| name | scale |
| description | Run Claude at scale. Non-interactive mode, parallel sessions, fan-out across files, CI integration. Validate on small samples before full runs. |
/scale — Automate and Multiply
Move beyond one-human-one-Claude. Run non-interactive, parallel, and in CI.
Patterns
Non-Interactive Mode
claude -p "Explain what this project does"

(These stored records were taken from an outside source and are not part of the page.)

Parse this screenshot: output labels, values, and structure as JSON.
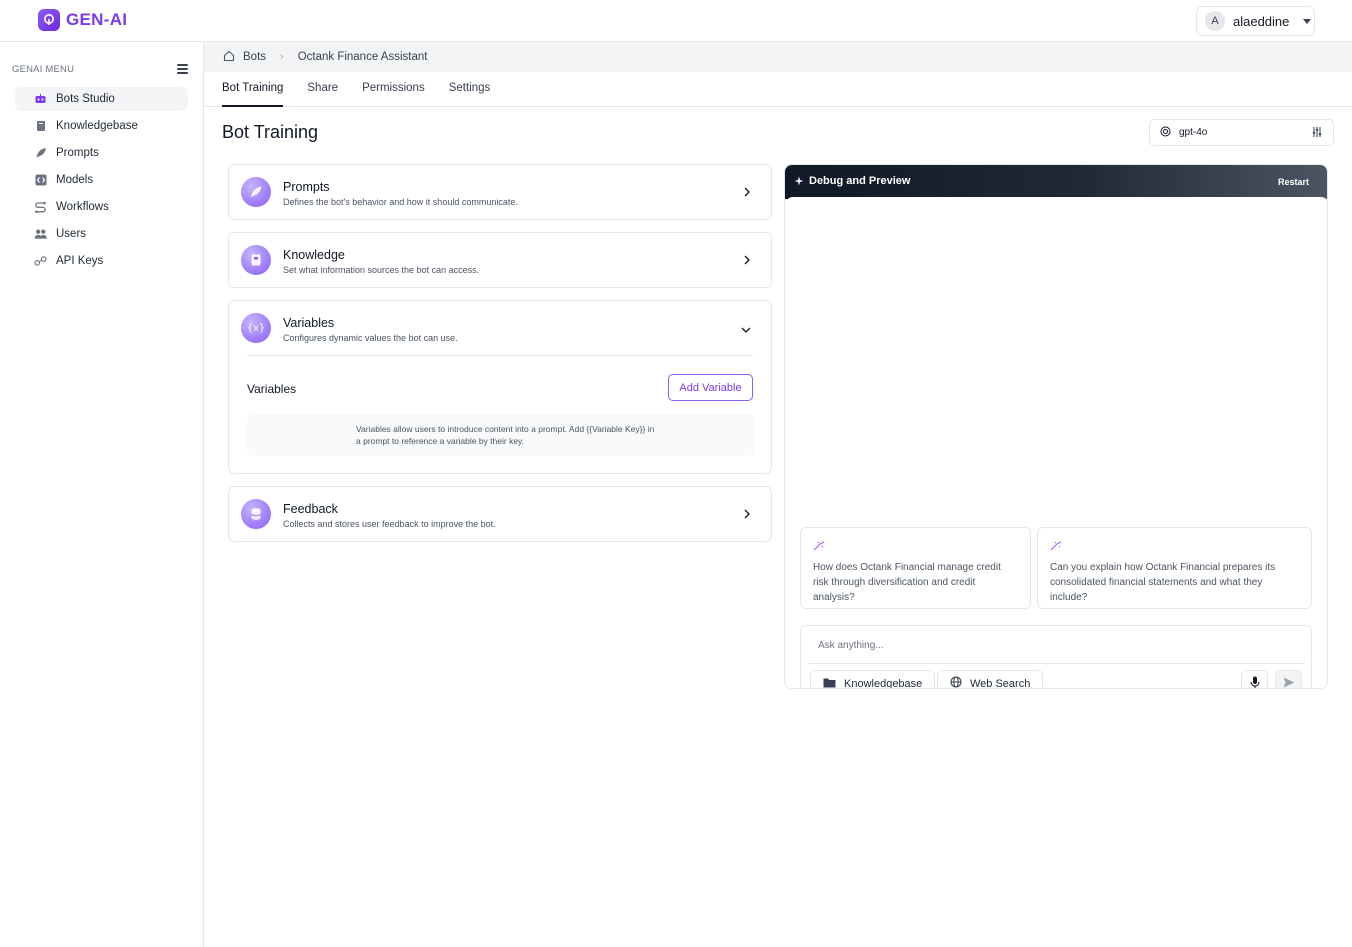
{
  "app": {
    "name": "GEN-AI"
  },
  "user": {
    "initial": "A",
    "name": "alaeddine"
  },
  "sidebar": {
    "title": "GENAI MENU",
    "items": [
      {
        "label": "Bots Studio",
        "icon": "bot-icon"
      },
      {
        "label": "Knowledgebase",
        "icon": "book-icon"
      },
      {
        "label": "Prompts",
        "icon": "feather-icon"
      },
      {
        "label": "Models",
        "icon": "code-icon"
      },
      {
        "label": "Workflows",
        "icon": "workflow-icon"
      },
      {
        "label": "Users",
        "icon": "users-icon"
      },
      {
        "label": "API Keys",
        "icon": "key-icon"
      }
    ]
  },
  "breadcrumb": {
    "root": "Bots",
    "current": "Octank Finance Assistant"
  },
  "tabs": [
    "Bot Training",
    "Share",
    "Permissions",
    "Settings"
  ],
  "page": {
    "title": "Bot Training"
  },
  "model": {
    "value": "gpt-4o"
  },
  "cards": {
    "prompts": {
      "title": "Prompts",
      "desc": "Defines the bot's behavior and how it should communicate."
    },
    "knowledge": {
      "title": "Knowledge",
      "desc": "Set what information sources the bot can access."
    },
    "variables": {
      "title": "Variables",
      "desc": "Configures dynamic values the bot can use.",
      "section_label": "Variables",
      "add_label": "Add Variable",
      "hint": "Variables allow users to introduce content into a prompt. Add {{Variable Key}} in a prompt to reference a variable by their key."
    },
    "feedback": {
      "title": "Feedback",
      "desc": "Collects and stores user feedback to improve the bot."
    }
  },
  "debug": {
    "title": "Debug and Preview",
    "restart_label": "Restart",
    "suggestions": [
      "How does Octank Financial manage credit risk through diversification and credit analysis?",
      "Can you explain how Octank Financial prepares its consolidated financial statements and what they include?"
    ],
    "input_placeholder": "Ask anything...",
    "knowledgebase_label": "Knowledgebase",
    "websearch_label": "Web Search"
  },
  "colors": {
    "accent": "#7c3aed",
    "accent_light": "#8b5cf6"
  }
}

claude -p "List all API endpoints" --output-format json
claude -p "Analyze this log file" --output-format stream-json
Use in: CI pipelines, pre-commit hooks, scripts, data pipelines.
Fan-Out Across Files
For large migrations or batch operations:
- Generate task list. Have Claude list all files needing change.
- Write a loop script.
for file in $(cat files.txt); do
claude -p "Migrate $file: [specific instructions]. Return OK or FAIL." \
--allowedTools "Edit,Bash(git commit *)"
done
- Test on 2-3 files first. Refine the prompt based on failures.
- Run at scale. Use
--allowedTools to scope permissions for unattended runs.
Parallel Sessions
| Pattern | How |
|---|
| Writer/Reviewer | Session A implements, Session B reviews (clean context = unbiased review) |
| Test-first | Session A writes tests, Session B writes code to pass them |
| Multi-feature | Independent features in parallel sessions with isolated worktrees |
Auto Mode
claude --permission-mode auto -p "fix all lint errors"
Classifier reviews commands before execution. Blocks scope escalation, unknown infrastructure, hostile actions. For -p runs, aborts if repeatedly blocked (no user to fall back to).
Pipe Integration
claude -p "<prompt>" --output-format json | your_command
cat error.log | claude -p "Summarize the errors"
Safety Rules
- Always test prompts on 2-3 files before full runs.
- Use
--allowedTools to restrict what batch runs can do.
- Use
--verbose during development, turn off in production.
- Never run destructive operations unattended without explicit allowlisting.
Article Reference
"Once you're effective with one Claude, multiply your output with parallel sessions, non-interactive mode, and fan-out patterns."